New Imaging Technology May Help Predict Aggressiveness of Lung Cancer


Case Western Reserve and Cleveland Clinic are leading development of a computerized tissue-imaging program that could soon help identify which lung cancer patients are likely to face an earlier recurrence of the disease.

With that information, cancer experts could more accurately determine which lung cancer patients should undergo aggressive post-surgery chemotherapy—and which are unlikely to benefit from it.

“Right now, virtually all early-stage lung cancer patients get surgery,” said Anant Madabhushi, founding director of the Center for Computational Imaging and Personalized Diagnostics (CCIPD) at the Case School of Engineering. “The problem is oncologists don’t currently have sufficient information to know which of these patients will also receive added benefit from chemotherapy.”

The National Cancer Institute recently awarded Madabhushi and his colleagues a $3.16 million grant to advance the promising project.

“What we’ve proposed with this grant is to create the first actual predictive analysis for early-stage lung cancer to figure out who is going to benefit from chemotherapy or not,” said Madabhushi, who is leading the research along with Vamsidhar Velcheti, M.D., a thoracic oncologist at Cleveland Clinic. “We haven’t yet shown that it’s predictive, because we haven’t done the study from the clinical trials. That’s what the grant will help us to do.”

That predictive analysis would be welcome news for patients and the healthcare industry alike. Chemotherapy can be hard on the body and expensive, even with insurance covering some of the cost—often as much as $35,000 for a single patient, Madabhushi said.

Dr. Velcheti said that a predictive test before surgery would benefit both patients and give doctors a more precise tool in determining which patients can avoid the adverse side effects of chemo.

“If this can tell us that only 10 percent of patients have a chance of the cancer returning, that means the other 90 percent won’t have to go through chemotherapy,” he said.

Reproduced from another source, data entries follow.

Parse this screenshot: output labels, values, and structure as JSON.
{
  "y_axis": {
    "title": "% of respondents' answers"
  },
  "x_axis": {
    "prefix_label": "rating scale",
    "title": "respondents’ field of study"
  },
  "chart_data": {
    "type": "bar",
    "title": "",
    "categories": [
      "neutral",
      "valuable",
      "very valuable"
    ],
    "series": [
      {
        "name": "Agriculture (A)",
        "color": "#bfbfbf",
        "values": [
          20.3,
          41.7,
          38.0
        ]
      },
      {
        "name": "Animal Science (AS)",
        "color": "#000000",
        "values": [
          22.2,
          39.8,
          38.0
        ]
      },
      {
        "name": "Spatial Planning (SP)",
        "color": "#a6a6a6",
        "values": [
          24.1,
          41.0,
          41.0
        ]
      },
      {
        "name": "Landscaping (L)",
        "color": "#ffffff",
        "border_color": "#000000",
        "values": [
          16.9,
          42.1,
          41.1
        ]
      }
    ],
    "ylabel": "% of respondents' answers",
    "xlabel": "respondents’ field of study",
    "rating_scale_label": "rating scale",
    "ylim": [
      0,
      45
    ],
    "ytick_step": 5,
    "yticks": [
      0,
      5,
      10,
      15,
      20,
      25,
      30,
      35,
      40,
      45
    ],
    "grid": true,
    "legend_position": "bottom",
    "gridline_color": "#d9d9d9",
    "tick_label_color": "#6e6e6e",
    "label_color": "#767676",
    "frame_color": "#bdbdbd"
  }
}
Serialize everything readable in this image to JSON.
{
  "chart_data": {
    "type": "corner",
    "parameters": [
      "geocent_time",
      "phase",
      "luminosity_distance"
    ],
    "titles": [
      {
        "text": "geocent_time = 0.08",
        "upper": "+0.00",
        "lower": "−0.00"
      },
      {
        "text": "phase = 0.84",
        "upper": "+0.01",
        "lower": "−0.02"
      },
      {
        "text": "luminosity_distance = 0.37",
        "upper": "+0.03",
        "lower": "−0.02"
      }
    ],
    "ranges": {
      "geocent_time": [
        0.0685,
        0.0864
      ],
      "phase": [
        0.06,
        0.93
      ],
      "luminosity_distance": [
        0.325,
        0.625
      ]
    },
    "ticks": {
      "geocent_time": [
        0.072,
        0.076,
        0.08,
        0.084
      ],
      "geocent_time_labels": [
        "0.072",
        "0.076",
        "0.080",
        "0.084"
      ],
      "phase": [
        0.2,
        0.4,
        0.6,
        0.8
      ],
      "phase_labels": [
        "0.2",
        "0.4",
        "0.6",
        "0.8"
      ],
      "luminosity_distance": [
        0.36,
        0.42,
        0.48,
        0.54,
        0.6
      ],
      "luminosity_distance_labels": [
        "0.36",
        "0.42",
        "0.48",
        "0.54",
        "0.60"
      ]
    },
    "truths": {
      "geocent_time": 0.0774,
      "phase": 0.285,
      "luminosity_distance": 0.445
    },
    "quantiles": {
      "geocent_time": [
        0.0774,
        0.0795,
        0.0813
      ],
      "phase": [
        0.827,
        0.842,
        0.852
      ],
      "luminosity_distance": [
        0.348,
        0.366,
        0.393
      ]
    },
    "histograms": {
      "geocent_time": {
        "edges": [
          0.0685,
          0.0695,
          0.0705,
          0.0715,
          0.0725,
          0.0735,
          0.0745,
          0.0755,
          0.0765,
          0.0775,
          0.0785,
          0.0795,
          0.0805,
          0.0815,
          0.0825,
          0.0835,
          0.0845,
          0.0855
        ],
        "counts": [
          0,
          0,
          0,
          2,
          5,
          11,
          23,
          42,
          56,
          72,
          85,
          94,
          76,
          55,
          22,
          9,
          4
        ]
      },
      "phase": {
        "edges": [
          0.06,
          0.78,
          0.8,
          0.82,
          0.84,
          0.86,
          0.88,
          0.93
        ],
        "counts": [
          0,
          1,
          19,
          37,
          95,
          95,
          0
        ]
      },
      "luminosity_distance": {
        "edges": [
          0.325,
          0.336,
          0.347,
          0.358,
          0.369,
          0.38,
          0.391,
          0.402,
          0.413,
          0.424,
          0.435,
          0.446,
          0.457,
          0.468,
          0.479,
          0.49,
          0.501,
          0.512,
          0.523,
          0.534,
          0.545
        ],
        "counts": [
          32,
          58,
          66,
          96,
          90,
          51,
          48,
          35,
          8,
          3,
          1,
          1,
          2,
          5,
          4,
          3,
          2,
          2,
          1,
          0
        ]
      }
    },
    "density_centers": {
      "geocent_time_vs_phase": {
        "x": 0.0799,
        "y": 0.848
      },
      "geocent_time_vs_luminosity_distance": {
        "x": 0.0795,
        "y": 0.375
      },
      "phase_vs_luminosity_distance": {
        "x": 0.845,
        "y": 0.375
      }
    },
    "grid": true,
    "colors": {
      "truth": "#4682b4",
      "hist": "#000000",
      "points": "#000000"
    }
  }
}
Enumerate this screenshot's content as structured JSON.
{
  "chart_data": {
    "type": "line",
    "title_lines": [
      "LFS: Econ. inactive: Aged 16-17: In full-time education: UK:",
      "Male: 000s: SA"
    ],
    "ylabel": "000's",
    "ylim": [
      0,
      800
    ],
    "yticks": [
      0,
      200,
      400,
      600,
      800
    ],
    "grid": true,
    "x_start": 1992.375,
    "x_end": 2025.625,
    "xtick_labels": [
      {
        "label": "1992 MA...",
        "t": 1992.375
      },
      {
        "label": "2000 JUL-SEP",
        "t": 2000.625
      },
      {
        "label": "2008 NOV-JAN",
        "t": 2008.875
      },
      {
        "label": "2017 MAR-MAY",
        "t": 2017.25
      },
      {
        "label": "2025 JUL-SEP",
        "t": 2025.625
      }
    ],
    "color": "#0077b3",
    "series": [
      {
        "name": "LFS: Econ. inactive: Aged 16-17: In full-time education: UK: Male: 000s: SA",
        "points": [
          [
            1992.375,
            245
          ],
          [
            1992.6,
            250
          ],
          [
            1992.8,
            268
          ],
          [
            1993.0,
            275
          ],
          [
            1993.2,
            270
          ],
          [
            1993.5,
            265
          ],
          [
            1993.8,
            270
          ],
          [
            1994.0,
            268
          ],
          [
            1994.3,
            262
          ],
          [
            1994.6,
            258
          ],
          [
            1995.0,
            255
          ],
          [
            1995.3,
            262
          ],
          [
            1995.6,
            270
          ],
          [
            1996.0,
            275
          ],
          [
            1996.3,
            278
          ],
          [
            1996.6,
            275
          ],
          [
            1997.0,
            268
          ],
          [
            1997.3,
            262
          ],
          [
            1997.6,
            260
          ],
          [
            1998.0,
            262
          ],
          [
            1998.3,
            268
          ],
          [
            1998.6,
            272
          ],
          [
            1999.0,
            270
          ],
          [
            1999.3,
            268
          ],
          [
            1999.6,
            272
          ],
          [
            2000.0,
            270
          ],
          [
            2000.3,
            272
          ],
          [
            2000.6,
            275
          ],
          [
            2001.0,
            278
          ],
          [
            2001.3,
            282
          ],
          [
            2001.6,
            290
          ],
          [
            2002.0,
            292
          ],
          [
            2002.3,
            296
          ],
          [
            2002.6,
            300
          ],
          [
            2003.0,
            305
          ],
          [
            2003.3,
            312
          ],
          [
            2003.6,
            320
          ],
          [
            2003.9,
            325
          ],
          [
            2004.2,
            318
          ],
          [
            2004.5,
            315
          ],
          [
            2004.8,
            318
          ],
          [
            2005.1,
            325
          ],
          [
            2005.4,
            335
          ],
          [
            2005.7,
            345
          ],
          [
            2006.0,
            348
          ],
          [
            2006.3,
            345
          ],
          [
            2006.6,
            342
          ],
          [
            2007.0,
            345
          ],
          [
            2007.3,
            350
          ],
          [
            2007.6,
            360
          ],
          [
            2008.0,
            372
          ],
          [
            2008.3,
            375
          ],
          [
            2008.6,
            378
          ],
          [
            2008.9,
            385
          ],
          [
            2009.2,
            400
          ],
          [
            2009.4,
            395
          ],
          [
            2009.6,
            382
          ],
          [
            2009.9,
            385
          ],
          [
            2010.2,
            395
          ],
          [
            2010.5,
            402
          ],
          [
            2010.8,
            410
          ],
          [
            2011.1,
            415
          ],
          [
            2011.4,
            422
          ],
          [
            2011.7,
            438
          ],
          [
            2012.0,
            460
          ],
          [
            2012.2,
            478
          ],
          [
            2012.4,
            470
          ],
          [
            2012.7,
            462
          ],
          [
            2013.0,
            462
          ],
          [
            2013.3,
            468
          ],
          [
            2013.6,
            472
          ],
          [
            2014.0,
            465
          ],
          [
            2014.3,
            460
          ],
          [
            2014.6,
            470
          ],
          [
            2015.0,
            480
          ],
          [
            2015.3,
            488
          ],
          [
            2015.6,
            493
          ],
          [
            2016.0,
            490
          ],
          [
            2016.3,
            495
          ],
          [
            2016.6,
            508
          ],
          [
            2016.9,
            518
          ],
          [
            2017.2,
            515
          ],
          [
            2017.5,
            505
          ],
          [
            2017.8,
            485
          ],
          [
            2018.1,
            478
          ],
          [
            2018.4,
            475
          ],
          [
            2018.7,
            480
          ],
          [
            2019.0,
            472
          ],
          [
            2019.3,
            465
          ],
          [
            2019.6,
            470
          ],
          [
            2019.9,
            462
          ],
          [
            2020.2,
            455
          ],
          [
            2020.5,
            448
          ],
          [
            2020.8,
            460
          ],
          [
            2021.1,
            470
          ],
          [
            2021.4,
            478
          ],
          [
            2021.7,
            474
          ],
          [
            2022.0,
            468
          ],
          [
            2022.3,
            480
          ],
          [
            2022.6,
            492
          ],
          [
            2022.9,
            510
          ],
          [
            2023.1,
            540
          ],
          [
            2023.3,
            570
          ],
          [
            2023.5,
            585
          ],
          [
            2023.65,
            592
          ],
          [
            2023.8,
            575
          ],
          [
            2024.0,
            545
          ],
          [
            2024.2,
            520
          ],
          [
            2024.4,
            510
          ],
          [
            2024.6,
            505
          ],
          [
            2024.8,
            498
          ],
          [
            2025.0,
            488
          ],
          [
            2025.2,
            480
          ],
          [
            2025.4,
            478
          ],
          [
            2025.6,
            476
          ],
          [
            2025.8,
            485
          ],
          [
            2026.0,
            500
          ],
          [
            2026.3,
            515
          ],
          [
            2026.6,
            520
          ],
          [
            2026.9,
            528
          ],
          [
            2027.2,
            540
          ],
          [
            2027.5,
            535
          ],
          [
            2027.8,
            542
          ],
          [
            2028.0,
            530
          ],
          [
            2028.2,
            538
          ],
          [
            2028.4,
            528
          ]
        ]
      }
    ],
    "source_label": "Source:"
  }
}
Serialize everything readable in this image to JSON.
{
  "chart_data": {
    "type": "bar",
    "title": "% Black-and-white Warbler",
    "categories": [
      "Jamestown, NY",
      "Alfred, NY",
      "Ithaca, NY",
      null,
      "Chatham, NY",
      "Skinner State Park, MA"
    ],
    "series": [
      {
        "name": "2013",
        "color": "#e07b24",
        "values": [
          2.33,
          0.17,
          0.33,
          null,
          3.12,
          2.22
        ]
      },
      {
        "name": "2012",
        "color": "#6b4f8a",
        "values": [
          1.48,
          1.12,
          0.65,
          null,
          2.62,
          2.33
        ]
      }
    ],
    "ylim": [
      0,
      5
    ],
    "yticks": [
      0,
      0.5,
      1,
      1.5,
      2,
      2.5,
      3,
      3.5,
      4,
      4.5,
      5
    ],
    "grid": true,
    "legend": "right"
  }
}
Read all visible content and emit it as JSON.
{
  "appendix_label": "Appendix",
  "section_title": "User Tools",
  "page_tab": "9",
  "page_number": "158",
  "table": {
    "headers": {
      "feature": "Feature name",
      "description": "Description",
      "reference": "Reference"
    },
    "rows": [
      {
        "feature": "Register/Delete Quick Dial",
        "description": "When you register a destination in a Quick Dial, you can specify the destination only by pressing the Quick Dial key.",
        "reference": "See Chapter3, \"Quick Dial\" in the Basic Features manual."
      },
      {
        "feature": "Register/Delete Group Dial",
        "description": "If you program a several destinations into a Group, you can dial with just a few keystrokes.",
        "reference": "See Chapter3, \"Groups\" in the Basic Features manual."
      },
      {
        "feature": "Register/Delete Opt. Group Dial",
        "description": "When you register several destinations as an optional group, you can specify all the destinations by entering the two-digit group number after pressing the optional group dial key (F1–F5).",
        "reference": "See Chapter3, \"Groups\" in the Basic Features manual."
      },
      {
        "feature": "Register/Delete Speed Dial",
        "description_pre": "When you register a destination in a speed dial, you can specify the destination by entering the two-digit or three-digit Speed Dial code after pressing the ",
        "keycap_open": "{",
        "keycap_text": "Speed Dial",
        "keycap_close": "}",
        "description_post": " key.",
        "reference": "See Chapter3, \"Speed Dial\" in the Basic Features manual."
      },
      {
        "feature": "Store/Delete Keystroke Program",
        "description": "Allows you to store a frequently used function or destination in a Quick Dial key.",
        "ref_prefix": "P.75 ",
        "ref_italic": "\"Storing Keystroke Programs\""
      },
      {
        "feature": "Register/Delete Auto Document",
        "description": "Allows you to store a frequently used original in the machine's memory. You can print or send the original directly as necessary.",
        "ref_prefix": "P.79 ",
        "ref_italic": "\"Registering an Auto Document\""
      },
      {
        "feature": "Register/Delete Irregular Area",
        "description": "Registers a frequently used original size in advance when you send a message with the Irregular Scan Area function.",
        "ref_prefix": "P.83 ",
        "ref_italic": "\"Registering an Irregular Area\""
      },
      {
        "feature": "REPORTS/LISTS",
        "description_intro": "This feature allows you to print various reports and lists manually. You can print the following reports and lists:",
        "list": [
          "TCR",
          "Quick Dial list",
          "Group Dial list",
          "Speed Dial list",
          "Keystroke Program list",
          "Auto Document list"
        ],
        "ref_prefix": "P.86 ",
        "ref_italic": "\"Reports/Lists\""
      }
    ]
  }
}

Lung cancer is the most common cause of cancer death around the world, according to the World Health Organization. About 800 people each year are treated for the disease at Cleveland Clinic, Dr. Velcheti said.

Madabhushi said that the new analysis the grant will fund builds on the center’s recent similar successes in using digitized images to stratify degree of risk and aggressiveness of breast and prostate cancers.

Co-investigators on the new project are Michael Yang, an assistant professor of pathology at Case Western Reserve and pathologist at University Hospitals Cleveland Medical Center; Pingfu Yu, an associate professor of biostatistics at Case Western Reserve; Kurt Schalper, assistant professor of pathology and director of the Translational Immuno-oncology Laboratory at the Yale School of Medicine; and Mark Lloyd and James Monoco from private partner Inspirata Inc.

Madabhushi, the F. Alex Nason Professor II of biomedical engineering at Case Western Reserve, founded his center in 2012. About 40 researchers there work on image-based detection, diagnosis, responses to treatment and prognosis of various cancers.

Madabhushi, Dr. Velcheti and six collaborators from the CWRU center published research regarding the technique in late 2017 in the journal Scientific Reports. The co-authors were Fu, Schalper, Xiangue Wang, Andrew Janowczyk, Yu Zhou and Rajat Thawani.

That work clearly showed that the computerized image analysis of the early stage lung cancer tissue images could predict recurrence. The next step, however, is to be able to explicitly show that the approach can also identify patients who will receive added benefit from adjuvant chemotherapy, Madabhushi said.

The “secret sauce” for predictive analysis
“That’s where the secret sauce comes in,” Madabhushi said. “Our paper shows that we’re able to look at the shape, texture and spatial arrangement of these nuclei and see a significant difference in those who have an early recurrence of lung cancer and those who have a late recurrence.”

As in the innovative breast cancer analysis, the researchers will use the simplest and most readily available medical records for cancer patients: digital images of tissue biopsies.

Earlier research was often stymied by the fact that labs and hospitals were reluctant to give up tissue samples because testing them would often also destroy them. Using digital images of the original slides and feeding them into a computer has eliminated the need to examine the actual tissue.

Because virtually every oncologist also takes a tissue sample and then captures an image, that also means the analysis could be available—and more affordable—to patients globally. That’s especially important in places where high-tech magnetic resonance imaging or other imaging tests aren’t easily obtained, Madabhushi said.

Inspirata Inc. has licensed the technology used in the breast cancer diagnosis.

Mark Lloyd, executive vice president and founder of the Tampa-based company said the latest advancement from Madabhushi’s center is just the latest in a “game-changing” approach to solving global health concerns.

“What we’ve done with breast cancer and now hope to do with lung cancer is possibly offer an alternative for patients that may be less expensive, and less difficult, than the standard chemotherapy approach, and Dr. Madabhushi’s work is helping us to do that.”